Kemarin, aku dititipi pesan oleh sang mentari; bila nanti aku rindu, hendaknya aku tak mencari sisa-sisa hangatnya pada purnama malam sang bulan. Karena, kendati sama-sama bersinar terang, bulan dan mentari tak pernah sama. Barangkali, katanya, sinar bulan mampu hanyutkan aku dalam ketenangan, sedangkan sinarnya sendiri terlalu menyilaukan dan sering bikin sakit mata.

Mentari bilang; bila kelak aku tak lagi muncul di ufuk timur, dan yang tersisa dari dunia hanya kelam, tak perlu takut pada gelap. Karena biar pun sinarnya hilang, cobalah meraba gelap dengan tangan-tanganmu; siapa tahu, kau bakal temukan dirimu yang hilang sewaktu aku masih setia menemanimu.

Sekarang sedang malam. Mentari telah pergi sejak sore tadi. Aku coba menerka, apa besok mentari masih akan menyingsing, atau tak lagi datang padaku. Dan aku ditinggal pada ingatan terakhir dengannya — perbincangan senja, mencoba menyeruput suatu makna dalam secangkir kopiku, sambil menanti dia perlahan-lahan tenggelam, tersenyum dan hilang.

Memang aku tak jarang tak senang padanya; pada kemilau sinarnya, aku sering berpaling. Kadang aku menutup mata, begitu lesu untuk menyambutnya — alam mimpiku berhias bunga-bunga, mekar dan mengharum, lebih menawan dari kilauan mentari di pagi hari — sehingga terpaksa dia yang harus sambut aku; dia tak punya pilihan.

Namun isyaratnya yang datang tiba-tiba, tanpa sebab, bikin aku kembali merenungi jauhnya langkah kaki yang telah aku ambil, warna-warna yang telah kutoreh pada kanvas kehidupanku. Hingga hari ini, aku tak pernah benar-benar sadar, bahwa sekalipun sinarnya mampu menyakitkan, tapi sinar itu pula mampu tumbuhkan segenap potongan-potongan kehidupan yang dilingkupinya, menjadikan potensi masing-masing mahluk mewujud.

Demikian pula aku yang tak mampu melihat tanpanya.

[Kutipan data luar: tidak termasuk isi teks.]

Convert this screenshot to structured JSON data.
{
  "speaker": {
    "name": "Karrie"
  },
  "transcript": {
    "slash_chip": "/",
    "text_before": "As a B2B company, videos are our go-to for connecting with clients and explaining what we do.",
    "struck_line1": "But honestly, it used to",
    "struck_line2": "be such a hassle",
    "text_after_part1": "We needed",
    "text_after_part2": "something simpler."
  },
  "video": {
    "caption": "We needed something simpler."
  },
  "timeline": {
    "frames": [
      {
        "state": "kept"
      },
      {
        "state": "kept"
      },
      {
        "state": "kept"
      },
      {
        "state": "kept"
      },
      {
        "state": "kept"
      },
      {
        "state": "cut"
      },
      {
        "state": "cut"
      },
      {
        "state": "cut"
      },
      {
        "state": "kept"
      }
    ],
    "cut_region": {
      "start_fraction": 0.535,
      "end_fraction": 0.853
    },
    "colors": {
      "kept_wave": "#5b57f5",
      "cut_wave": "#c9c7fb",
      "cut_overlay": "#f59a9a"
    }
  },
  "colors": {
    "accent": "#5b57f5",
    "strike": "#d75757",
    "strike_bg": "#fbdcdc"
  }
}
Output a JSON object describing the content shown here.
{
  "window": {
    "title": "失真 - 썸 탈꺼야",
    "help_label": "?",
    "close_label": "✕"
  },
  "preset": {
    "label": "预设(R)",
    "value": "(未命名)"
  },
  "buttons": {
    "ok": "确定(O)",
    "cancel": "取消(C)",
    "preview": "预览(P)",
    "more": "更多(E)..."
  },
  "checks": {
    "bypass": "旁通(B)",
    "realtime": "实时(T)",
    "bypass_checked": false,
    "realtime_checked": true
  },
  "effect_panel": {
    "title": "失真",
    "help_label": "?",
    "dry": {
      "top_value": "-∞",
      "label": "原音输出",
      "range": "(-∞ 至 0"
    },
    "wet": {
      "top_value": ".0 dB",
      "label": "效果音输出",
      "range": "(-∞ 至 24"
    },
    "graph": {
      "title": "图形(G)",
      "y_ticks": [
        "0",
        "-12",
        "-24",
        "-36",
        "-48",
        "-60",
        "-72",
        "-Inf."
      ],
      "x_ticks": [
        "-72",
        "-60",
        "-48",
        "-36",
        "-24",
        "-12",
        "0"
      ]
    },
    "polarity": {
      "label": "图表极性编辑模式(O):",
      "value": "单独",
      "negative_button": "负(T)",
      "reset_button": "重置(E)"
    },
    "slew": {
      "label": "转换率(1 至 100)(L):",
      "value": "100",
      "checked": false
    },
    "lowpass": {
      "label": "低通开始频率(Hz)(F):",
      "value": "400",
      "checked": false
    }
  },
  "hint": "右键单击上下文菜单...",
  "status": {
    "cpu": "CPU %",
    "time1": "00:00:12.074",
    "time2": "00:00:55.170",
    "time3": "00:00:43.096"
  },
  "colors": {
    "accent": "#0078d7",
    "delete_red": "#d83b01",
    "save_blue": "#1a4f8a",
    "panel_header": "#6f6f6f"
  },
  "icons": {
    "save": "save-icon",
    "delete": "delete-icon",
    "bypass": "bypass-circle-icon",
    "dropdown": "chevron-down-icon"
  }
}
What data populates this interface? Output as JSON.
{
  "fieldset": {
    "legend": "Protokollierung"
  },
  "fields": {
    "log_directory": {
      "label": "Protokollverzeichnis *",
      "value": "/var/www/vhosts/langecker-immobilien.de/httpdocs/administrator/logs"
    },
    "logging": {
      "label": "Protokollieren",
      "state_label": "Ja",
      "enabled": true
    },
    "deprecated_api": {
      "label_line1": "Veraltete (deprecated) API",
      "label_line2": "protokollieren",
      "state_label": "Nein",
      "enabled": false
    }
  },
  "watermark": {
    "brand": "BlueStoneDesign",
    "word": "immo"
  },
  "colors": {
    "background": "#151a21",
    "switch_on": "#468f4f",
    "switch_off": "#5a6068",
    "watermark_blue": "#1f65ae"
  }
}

Pun barangkali, aku tak dapat terus hidup tanpa melihat cahayanya.

Namun sesal tak kunjung datang, dalam saat-saat terakhir aku melihat terangnya. Ya aku tahu, aku dan dia tak pernah serupa, tak tercipta dari yang sama — substansi dan hakikat. Aku melihatnya, sekaligus tak mampu meraihnya. Bila mentari tak lagi datang, dan aku bakal hilang dalam gelap, kusyukuri setiap detik yang terlewati bersamanya; panasnya kulit yang memunculkan bulir peluh serta keluh, gelisahnya hati yang sesak, dan renjanaku pada kehilangannya di ujung barat. Aku telah temukan cahayaku sendiri dalam gelap; ada hal-hal yang berada di luar kuasa, atau hal-hal yang lepas dari genggaman.